JAKARTA, KOMPAS.com - Institute for Criminal Justice Reform (ICJR) menyayangkan penetapan empat petugas forensik RSUD Djasamen Saragih Kota Pematangsiantar, Sumatera Utara, sebagai tersangka karena memandikan jenazah wanita suspek Covid-19.
Kepolisian setempat menjerat keempatnya Pasal 156 huruf a juncto Pasal 55 Ayat 1 tentang Penodaan Agama.
Direktur Eksekutif ICJR Erasmus Napitupulu menilai, kasus tersebut sulit dikatakan telah memenuhi unsur penodaan agama.
Baca juga: Petugas Forensik Jadi Tersangka karena Mandikan Jenazah, Kerja 24 Jam akibat Kurang Tenaga
Menurut dia, terdapat dua unsur pada Pasal 156a KUHP yang selama ini kerap tidak diperhatikan dalam kasus penodaan agama.
"Pertama, unsur 'kesengajaan dengan maksud' melakukan penodaan agama di muka umum dan kedua, bentuk perbuatan 'yang pada pokoknya bersifat permusuhan, penyalahgunaan atau penodaan terhadap suatu agama'," ujar Erasmus dalam keterangan tertulis, Rabu (24/2/2021).
Dalam kasus yang menimpa keempat petuga forensik tersebut, Erasmus mengatakan bahwa penyidik dan jaksa harus berhati-hati dalam menilai apakah perbuatan tersangka memang disengaja dengan maksud di muka umum melakukan penodaan agama.
Sebaliknya, terkait kelalaian karena tidak mematuhi protokol, standar operasional prosedur (SOP), atau urutan prosedur lainnya tidak dapat dikategorikan sebagai kesengajaan dengan maksud.
Baca juga: Jadi Tersangka, 4 Petugas Forensik yang Mandikan Jenazah Wanita Tak Ditahan, Ini Alasannya
Terlebih, para tersangka menjalankan tugas sebagai tenaga kesehatan yang khusus menangani jenazah suspek Covid-19 dengan telah dilengkapi surat keputusan pengangkatan mereka.
Selain itu, menurut Erasmus, dalam delik penodaan agama, harus mempunyai kriteria sebuah perbuatan 'Yang pada pokoknya bersifat permusuhan, penyalahgunaan atau penodaan terhadap suatu agama'.
Perbuatan itu sendiri haruslah perbuatan yang sifatnya menodai suatu agama atau ajaran agama, maka dia harus langsung menyasar agama tersebut.

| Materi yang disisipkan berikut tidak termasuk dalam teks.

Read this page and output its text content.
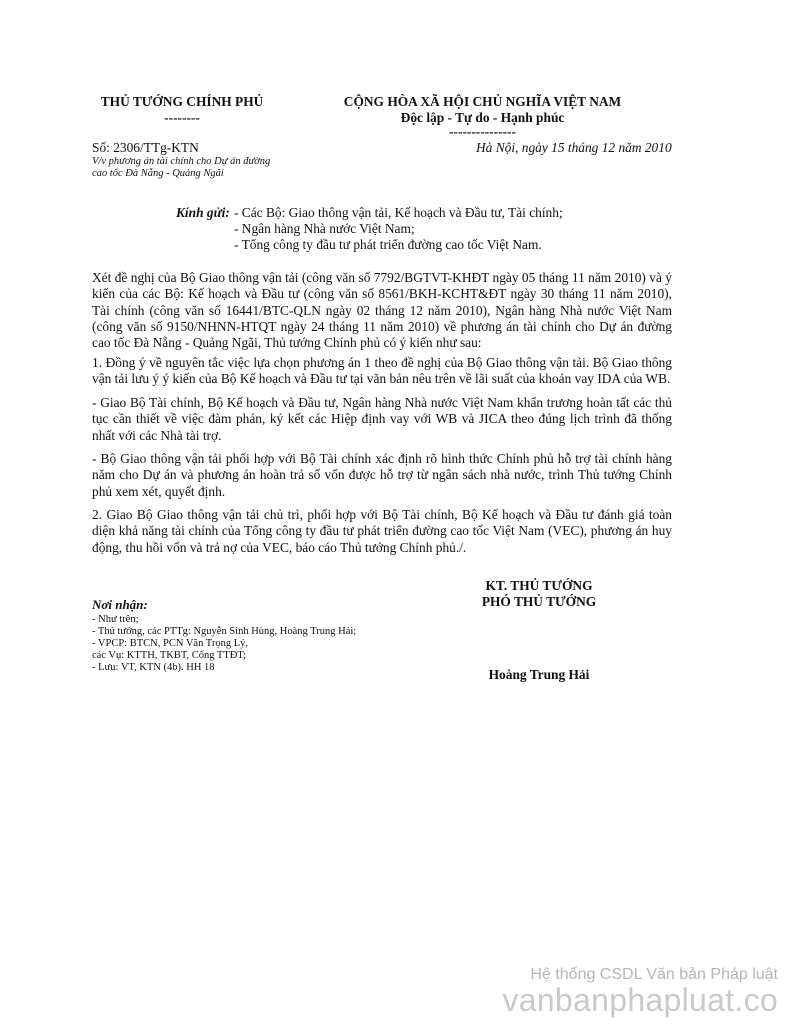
THỦ TƯỚNG CHÍNH PHỦ
--------
CỘNG HÒA XÃ HỘI CHỦ NGHĨA VIỆT NAM
Độc lập - Tự do - Hạnh phúc
---------------
Số: 2306/TTg-KTN
V/v phương án tài chính cho Dự án đường
cao tốc Đà Nẵng - Quảng Ngãi
Hà Nội, ngày 15 tháng 12 năm 2010
Kính gửi: - Các Bộ: Giao thông vận tải, Kế hoạch và Đầu tư, Tài chính;
- Ngân hàng Nhà nước Việt Nam;
- Tổng công ty đầu tư phát triển đường cao tốc Việt Nam.

Xét đề nghị của Bộ Giao thông vận tải (công văn số 7792/BGTVT-KHĐT ngày 05 tháng 11 năm 2010) và ý kiến của các Bộ: Kế hoạch và Đầu tư (công văn số 8561/BKH-KCHT&ĐT ngày 30 tháng 11 năm 2010), Tài chính (công văn số 16441/BTC-QLN ngày 02 tháng 12 năm 2010), Ngân hàng Nhà nước Việt Nam (công văn số 9150/NHNN-HTQT ngày 24 tháng 11 năm 2010) về phương án tài chính cho Dự án đường cao tốc Đà Nẵng - Quảng Ngãi, Thủ tướng Chính phủ có ý kiến như sau:

1. Đồng ý về nguyên tắc việc lựa chọn phương án 1 theo đề nghị của Bộ Giao thông vận tải. Bộ Giao thông vận tải lưu ý ý kiến của Bộ Kế hoạch và Đầu tư tại văn bản nêu trên về lãi suất của khoản vay IDA của WB.

- Giao Bộ Tài chính, Bộ Kế hoạch và Đầu tư, Ngân hàng Nhà nước Việt Nam khẩn trương hoàn tất các thủ tục cần thiết về việc đàm phán, ký kết các Hiệp định vay với WB và JICA theo đúng lịch trình đã thống nhất với các Nhà tài trợ.

- Bộ Giao thông vận tải phối hợp với Bộ Tài chính xác định rõ hình thức Chính phủ hỗ trợ tài chính hàng năm cho Dự án và phương án hoàn trả số vốn được hỗ trợ từ ngân sách nhà nước, trình Thủ tướng Chính phủ xem xét, quyết định.

2. Giao Bộ Giao thông vận tải chủ trì, phối hợp với Bộ Tài chính, Bộ Kế hoạch và Đầu tư đánh giá toàn diện khả năng tài chính của Tổng công ty đầu tư phát triển đường cao tốc Việt Nam (VEC), phương án huy động, thu hồi vốn và trả nợ của VEC, báo cáo Thủ tướng Chính phủ./.

KT. THỦ TƯỚNG
PHÓ THỦ TƯỚNG
Hoàng Trung Hải
Nơi nhận:
- Như trên;
- Thủ tướng, các PTTg: Nguyễn Sinh Hùng, Hoàng Trung Hải;
- VPCP: BTCN, PCN Văn Trọng Lý,
các Vụ: KTTH, TKBT, Cổng TTĐT;
- Lưu: VT, KTN (4b). HH 18
Hệ thống CSDL Văn bản Pháp luật
vanbanphapluat.co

Sementara itu, perbuatan yang menyasar orang per orang yang kebetulan menyalahi ajaran suatu agama, tidak dapat langsung disimpulkan menodai agama.

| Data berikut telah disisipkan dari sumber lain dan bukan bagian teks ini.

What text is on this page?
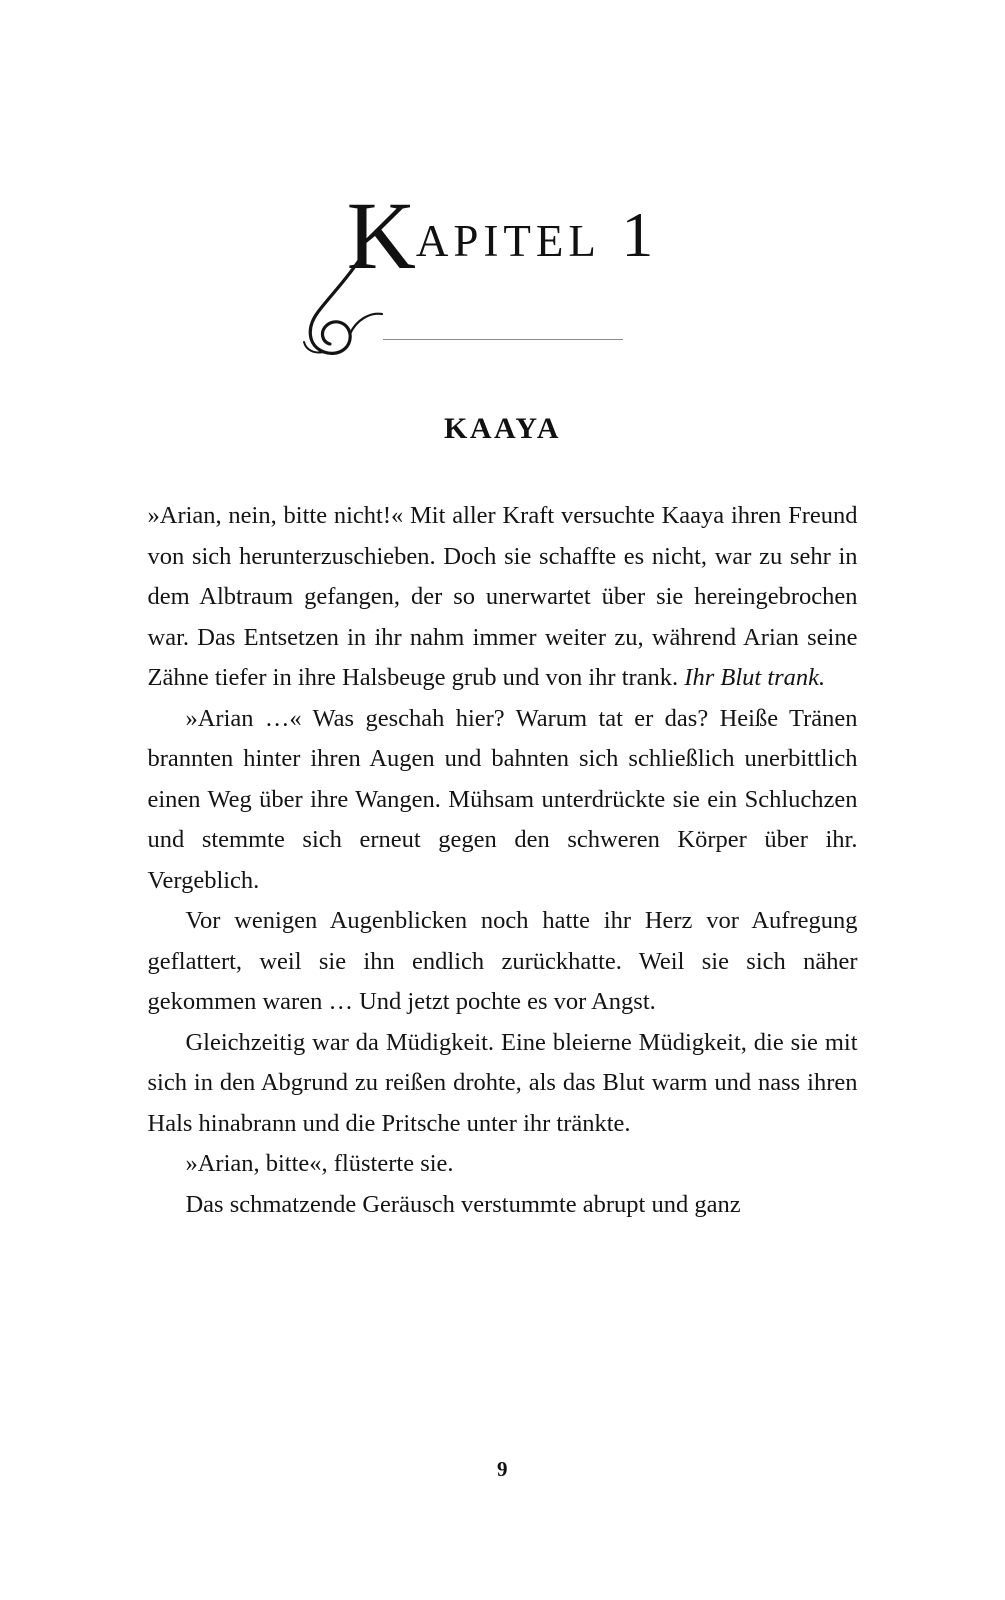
Kapitel 1
KAAYA

»Arian, nein, bitte nicht!« Mit aller Kraft versuchte Kaaya ihren Freund von sich herunterzuschieben. Doch sie schaffte es nicht, war zu sehr in dem Albtraum gefangen, der so unerwartet über sie hereingebrochen war. Das Entsetzen in ihr nahm immer weiter zu, während Arian seine Zähne tiefer in ihre Halsbeuge grub und von ihr trank. Ihr Blut trank.

»Arian …« Was geschah hier? Warum tat er das? Heiße Tränen brannten hinter ihren Augen und bahnten sich schließlich unerbittlich einen Weg über ihre Wangen. Mühsam unterdrückte sie ein Schluchzen und stemmte sich erneut gegen den schweren Körper über ihr. Vergeblich.

Vor wenigen Augenblicken noch hatte ihr Herz vor Aufregung geflattert, weil sie ihn endlich zurückhatte. Weil sie sich näher gekommen waren … Und jetzt pochte es vor Angst.

Gleichzeitig war da Müdigkeit. Eine bleierne Müdigkeit, die sie mit sich in den Abgrund zu reißen drohte, als das Blut warm und nass ihren Hals hinabrann und die Pritsche unter ihr tränkte.

»Arian, bitte«, flüsterte sie.

Das schmatzende Geräusch verstummte abrupt und ganz

9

Sebab, apabila menggunakan logika yang demikian, semua kejahatan tentu menyalahi ajaran agama.
Baca juga: Petugas Forensik Jadi Tersangka karena Mandikan Jenazah, Kerja 24 Jam akibat Kurang Tenaga
Dalam kondisi ini, maka semua delik pidana adalah penodaan agama dan tidak lagi dibutuhkan KUHP.
"Maka, suatu perbuatan yang melanggar norma agama belum tentu melanggar norma hukum, dalam kasus ini, yaitu perbuatan pidana penodaan agama," ucap Erasmus.
Di sisi lain, ICJR juga mengkritik jaksa penuntut umum yang telah menerima pelimpahan kasus ini.